Lawmakers should argue that instead of using workers’ excess FICA tax payments to buy down debt, Washington has an obligation to allow them to invest those extra taxes in personal retirement accounts that will grow into real assets.

Reimbursing Social Security’s current surplus would finance a payroll tax cut of about 3.5 percentage points; this is a savings of $1,750 for a couple earning $50,000 per year. Multiply these savings by millions of families, and you can begin to see the power of compound interest.

If every worker was allowed to invest their share of Social Security’s surplus into personal retirement accounts, and these accounts earned just 8 percent annually, workers would own $6 trillion in assets by the time Social Security becomes insolvent, and $40 trillion in assets by the time the “trust fund” is expected to become exhausted. It sure beats buying down some low-interest debt.

In fact, the government is currently paying an average interest rate of 6.4 percent on the federal debt – closer to 4 percent after adjusting for inflation. That’s a pretty cheap debt to carry, and a very poor return on an “investment” of $1.8 trillion. Working Americans would be better off with growing assets in personal retirement accounts – even when the cost of public debt in included.

Lawmakers are right to try to beat Bill Clinton at his own rhetorical game by locking up the Social Security surplus.
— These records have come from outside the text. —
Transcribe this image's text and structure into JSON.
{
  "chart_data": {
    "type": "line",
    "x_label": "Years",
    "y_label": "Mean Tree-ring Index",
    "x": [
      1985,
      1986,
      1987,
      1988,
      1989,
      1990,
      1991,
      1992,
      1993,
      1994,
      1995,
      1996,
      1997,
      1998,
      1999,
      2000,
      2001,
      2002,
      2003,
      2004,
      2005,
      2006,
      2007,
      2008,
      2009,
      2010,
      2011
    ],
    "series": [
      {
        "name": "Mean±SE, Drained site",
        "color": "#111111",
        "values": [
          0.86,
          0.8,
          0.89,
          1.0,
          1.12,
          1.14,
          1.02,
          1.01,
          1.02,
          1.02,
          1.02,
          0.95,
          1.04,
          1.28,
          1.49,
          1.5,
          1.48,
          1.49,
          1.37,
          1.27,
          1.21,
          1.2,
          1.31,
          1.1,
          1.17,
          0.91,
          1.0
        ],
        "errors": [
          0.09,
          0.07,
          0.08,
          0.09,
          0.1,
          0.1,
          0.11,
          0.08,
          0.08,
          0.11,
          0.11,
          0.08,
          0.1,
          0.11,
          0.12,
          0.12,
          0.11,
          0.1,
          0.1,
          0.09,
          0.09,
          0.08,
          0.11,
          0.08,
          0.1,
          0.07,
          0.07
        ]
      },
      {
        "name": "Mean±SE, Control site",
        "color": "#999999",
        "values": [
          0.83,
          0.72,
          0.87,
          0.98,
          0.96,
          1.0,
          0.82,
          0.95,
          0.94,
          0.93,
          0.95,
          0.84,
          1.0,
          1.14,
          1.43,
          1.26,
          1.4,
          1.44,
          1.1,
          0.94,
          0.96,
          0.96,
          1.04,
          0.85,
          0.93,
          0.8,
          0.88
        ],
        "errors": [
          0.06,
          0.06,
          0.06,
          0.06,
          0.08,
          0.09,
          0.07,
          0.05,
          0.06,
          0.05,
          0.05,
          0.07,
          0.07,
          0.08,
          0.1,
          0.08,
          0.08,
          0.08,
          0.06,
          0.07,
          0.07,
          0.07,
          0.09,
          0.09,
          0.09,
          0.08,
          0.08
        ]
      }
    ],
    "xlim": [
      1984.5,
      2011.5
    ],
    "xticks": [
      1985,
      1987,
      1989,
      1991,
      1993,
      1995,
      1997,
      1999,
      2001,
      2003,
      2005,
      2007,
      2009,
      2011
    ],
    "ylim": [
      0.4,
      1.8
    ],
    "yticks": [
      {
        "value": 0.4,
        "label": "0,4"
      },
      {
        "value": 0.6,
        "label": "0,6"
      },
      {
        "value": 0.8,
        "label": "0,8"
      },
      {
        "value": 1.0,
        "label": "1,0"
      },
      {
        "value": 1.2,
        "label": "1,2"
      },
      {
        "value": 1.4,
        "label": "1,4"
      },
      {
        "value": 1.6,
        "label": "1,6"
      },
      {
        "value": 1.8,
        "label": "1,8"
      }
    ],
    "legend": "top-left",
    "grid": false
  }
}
But the most secure “lockbox” they could create is a personal retirement account owned and controlled by each and every worker. They should rebate every dollar of the Social Security surplus into personal retirement accounts, then let Bill Clinton argue why the government is more qualified to “safeguard” taxpayers’ money.

1This article appeared in the Commentary section of The Washington Times on Monday, June 7, 1999.